戦国武将 (中公文庫)
戦国武将 (中公文庫) 小和田 哲男(著)
「戦国時代」とはいったいどういう時代だったのかを、戦国武将・家臣・家族などを取り巻くさまざまな背景(身分、出自、謀叛、文武、死生観など)から検証した本(1981年刊行)。著者の小和田氏はNHK大河ドラマ「秀吉」「功名が辻」「天地人」「江~姫たちの戦国~」「軍師官兵衛」の時代考証を担当されているそうです。

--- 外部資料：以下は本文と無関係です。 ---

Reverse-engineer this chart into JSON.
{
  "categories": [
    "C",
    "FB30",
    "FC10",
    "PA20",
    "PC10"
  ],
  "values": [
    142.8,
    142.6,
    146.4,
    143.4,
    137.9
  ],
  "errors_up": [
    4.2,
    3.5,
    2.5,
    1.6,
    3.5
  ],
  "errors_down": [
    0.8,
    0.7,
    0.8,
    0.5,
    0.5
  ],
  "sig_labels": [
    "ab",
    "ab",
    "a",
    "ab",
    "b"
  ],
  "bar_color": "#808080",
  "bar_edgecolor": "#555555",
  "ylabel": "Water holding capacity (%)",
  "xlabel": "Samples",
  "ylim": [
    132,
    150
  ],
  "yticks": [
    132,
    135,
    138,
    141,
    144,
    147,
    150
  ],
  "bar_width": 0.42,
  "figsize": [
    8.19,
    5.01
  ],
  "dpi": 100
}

戦国時代は、小説・ドラマ・映画などの創作的イメージも強く、特に子どものころははるか昔のおとぎ話ぐらいの感覚でいましたが、でもよく考えたら”たった”400~500年前のこと。創作という観点ではなく、著者による具体的な資料分析からその時代を掴むことができ、当時の”時代の全体像”という知識欲を満たしてくれる内容です。文体もとてもわかりやすい。
興味深いテーマ、面白かったところ箇条書き。
・当時の人々は「戦国」という意識を持っていたのかどうか
・家筋より器量、権威より実力というあたらしい秩序が生まれた
・器量のない者は主君であっても排除(下克上)
・合理主義の体現者が戦国時代を勝ち抜いた
・身分は流動的だった
・戦国大名のほとんどは同列の国人領主の中から一人担ぎ出され押し立てられた
・秀吉は百姓出身だが、どんな立場(階層)の百姓だったのか
・百姓から武士への転化がどうして可能だったのか
・天下を取るまでと、天下をとってからの方策は違う
・ぶどう一房=戦国大名の領国。一粒一粒が戦国大名の部将
・外様や国衆は戦国大名に攻められ降伏したり屈服を余儀なくされた
だから、心底服従する気にはなれない
・戦国大名の家臣は、主従関係を続けるも破棄するも自由「去就の自由」
・仕えた主家が弱ければ、主家の滅亡などによって転々としなければならない
・女性や子どもたちは政治上のかけひきにおける政略の道具
・仮に10人の兄弟がいるとしたら、そのうち2~3人しか生き残らないのが戦国時代
・死は当たり前。どう死ぬか、いかにカッコよく死ぬかが美学
・父の壮烈な死で子が優遇
・名誉ある死に対する、不名誉な生
・武将が和歌に嗜みを持っていたのは、辞世を残さない=恥と思っていたから
武将本人よりも家臣や家族に比重を置いているのがよかったです。大河ドラマを見ていても、武将との関わり合いはとても興味の湧くところ。この本のおかげでこれからの大河ドラマなどの歴史モノをより楽しむことができそうです。